On Friday, August 15, 2008, Florida Insurance Commissioner Kevin McCarty announced that the Office of Insurance Regulation (OIR) had reached a limited agreement with the Allstate Companies (Allstate). As reported here and here, earlier this year, the OIR suspended Allstate from writing new policies in Florida. After the Florida Supreme Court refused to hear the matter, the suspension remained in effect (as reported here).
Allstate will pay a $5 million fine as part of the agreement to resolve the issues resulting from its September 2007 rate filing and the subpoena the OIR issued in response to the filing (as reported here and here).
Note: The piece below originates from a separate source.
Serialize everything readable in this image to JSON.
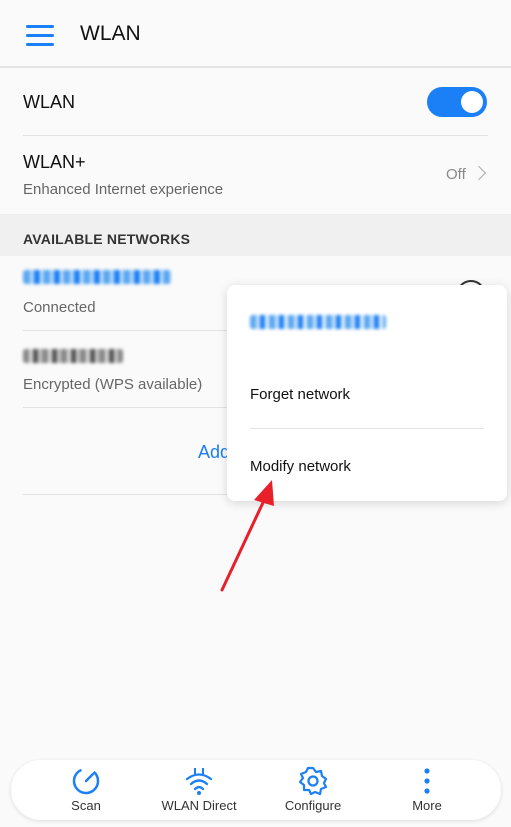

In addition, Allstate must lower its current homeowners insurance rates by 5.6 percent throughout the state within 30 days. Allstate also must write 100,000 new homeowners insurance policies over the next three years and cancel a $175 million surplus note it issued to the Florida Allstate companies.
The agreement settles the pending matters between OIR and Allstate and cancels the hearing before the Division of Administrative Hearings, which was scheduled on September 15th. Commissioner McCarty commented:
“It is unfortunate that Allstate’s disregard of Florida law required the Office to take the drastic actions that we did in order to bring Allstate into compliance. However, the terms agreed to by Allstate in the consent order go a long way toward restoring confidence in Allstate’s business practices and will provide a great benefit to their policyholders and future policyholders.”